Let me provide you with an example.
The time is exactly 5.26pm, earlier this evening. I enter the main front door of the house and start checking the mail before going upstairs to my flat. My landlady suddenly appears — she only lives round the corner and still pops in regularly to see if she’s got any post. She says hello brightly and then, looking at her watch, asks: “Have you got the day off, then?”
Momentary pause on my part. Then, deep inside, I explode with apoplectic rage:
“Oh, right. I see. Because it’s not yet half past five on a weekday evening, you automatically assume I’ve taken the day off, and that I’ve been lying around watching daytime TV and have only just emerged from my flat to finally check my post. Is that it? Is it? Well, for your bloody information — not that it’s any of your fucking business, you understand — this is the first time I’ve been home before 6.00pm in months, and the first time in the past week and a half that I’ve not dragged myself home between 8.00pm and 11.00pm due to the huge pressure of work. So, no, I’ve not fucking well taken the fucking day off. And anyway, isn’t it about time you got your post redirected? I’m fed up with constantly finding you in the hallway sifting through the letters. You’ve got a bloody nerve when you charge me nearly two-thirds of my monthly salary to rent that one-bedroom flat upstairs. Then you come in here and suggest I’ve just been lazing around, and — ”

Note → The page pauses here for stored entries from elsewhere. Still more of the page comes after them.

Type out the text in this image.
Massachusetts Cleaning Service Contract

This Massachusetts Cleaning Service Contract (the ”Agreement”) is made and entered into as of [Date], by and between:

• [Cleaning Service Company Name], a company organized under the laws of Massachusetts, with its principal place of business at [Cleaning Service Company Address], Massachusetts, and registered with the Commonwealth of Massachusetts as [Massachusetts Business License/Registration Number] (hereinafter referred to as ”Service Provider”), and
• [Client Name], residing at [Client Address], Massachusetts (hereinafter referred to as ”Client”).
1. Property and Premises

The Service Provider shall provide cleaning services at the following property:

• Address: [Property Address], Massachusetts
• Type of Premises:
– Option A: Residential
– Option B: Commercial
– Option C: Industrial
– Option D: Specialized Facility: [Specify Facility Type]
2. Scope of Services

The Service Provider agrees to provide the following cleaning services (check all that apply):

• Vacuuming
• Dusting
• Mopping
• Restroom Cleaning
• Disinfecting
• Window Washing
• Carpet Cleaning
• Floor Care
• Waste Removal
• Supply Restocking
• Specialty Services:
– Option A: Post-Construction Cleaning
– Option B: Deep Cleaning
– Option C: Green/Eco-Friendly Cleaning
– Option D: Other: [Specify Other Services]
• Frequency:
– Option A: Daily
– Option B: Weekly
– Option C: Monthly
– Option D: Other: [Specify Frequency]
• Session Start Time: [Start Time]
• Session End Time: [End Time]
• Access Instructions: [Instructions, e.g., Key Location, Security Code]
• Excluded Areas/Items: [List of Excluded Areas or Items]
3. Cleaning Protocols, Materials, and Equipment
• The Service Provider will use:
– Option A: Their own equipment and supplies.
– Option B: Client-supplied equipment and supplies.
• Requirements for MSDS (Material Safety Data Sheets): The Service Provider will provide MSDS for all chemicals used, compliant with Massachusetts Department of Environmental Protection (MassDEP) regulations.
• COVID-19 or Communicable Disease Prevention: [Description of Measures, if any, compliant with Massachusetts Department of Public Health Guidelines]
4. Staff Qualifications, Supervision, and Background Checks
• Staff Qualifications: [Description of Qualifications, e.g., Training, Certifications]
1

Outwardly, however, I’m smiling. Beaming radiantly. True, there’s possibly a slightly menacing glint in my eye, but my landlady undoubtedly mistakes that for my normal charming friendliness. As I turn to her, I say:
“Ha ha! If only! Wouldn’t a day off be nice, eh? No, I’ve just got home early, which is nice! Oh look, here’s some of your post …”
A release of pent-up anger without the dire social consequences, then. I felt a lot better after that, thanks for asking.